La Epoca is happy to call the attention of the people to the fact that English Classes have been opened solely for the well being of our people…The English language is of paramount importance to all now living in this country and it ought to be learnt; because America expects from every American what every American expects from America."

By the mid-1930's, New York and the rest of the country was beginning to recover from the Great Depression. Both opportunity for greater education and jobs were becoming available, and soon the Spanish Jews would move to the outer boroughs and assimilate among main stream America. Eventually, the large Spanish Jewish community atomized across the United States. As the children and grandchildren of these first immigrants assimilated with modern American culture, their drive for modern education increased, and by the 1940's and 1950's, a sizeable population of the second and third generation were completing college. Jews of Spanish descent went on to obtain respectful positions in mainstream society, education, business, and government all across America.

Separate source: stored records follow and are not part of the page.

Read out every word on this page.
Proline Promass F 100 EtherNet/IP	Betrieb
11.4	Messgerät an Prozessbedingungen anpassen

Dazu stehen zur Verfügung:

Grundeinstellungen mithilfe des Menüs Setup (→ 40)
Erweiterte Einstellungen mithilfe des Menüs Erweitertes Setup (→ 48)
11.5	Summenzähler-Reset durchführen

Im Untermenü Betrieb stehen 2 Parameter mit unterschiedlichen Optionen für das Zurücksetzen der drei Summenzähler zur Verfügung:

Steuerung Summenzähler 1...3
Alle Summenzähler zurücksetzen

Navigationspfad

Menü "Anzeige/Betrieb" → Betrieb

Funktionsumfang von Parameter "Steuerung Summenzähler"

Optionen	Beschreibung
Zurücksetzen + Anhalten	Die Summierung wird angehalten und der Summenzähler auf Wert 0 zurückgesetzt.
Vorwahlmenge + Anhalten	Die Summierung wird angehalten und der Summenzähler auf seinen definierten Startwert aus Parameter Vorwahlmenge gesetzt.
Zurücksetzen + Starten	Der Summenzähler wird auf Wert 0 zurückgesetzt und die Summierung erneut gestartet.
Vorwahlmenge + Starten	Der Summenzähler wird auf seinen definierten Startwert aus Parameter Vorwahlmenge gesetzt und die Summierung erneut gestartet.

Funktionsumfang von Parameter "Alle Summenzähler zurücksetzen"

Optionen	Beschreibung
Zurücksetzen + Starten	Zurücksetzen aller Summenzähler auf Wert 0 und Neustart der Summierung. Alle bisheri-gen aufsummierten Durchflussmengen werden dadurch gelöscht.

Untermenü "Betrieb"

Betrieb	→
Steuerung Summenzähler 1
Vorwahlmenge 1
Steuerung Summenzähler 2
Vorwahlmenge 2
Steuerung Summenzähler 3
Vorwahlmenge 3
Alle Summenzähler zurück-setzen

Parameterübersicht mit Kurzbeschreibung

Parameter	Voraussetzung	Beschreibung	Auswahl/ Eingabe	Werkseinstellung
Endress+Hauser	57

But with this new status, came the loss of their 1,000 year old culture, language, and way of life. The break up of the Spanish Jews who once lived together in unified communities, led to wide-spread religious and cultural assimilation, and from 1960-2000, every community of American Jews that were descendant of those who fled Spain and Portugal in the 15th century, have vanished. Today, there are no surviving original Spanish-speaking Jewish communities remaining in America.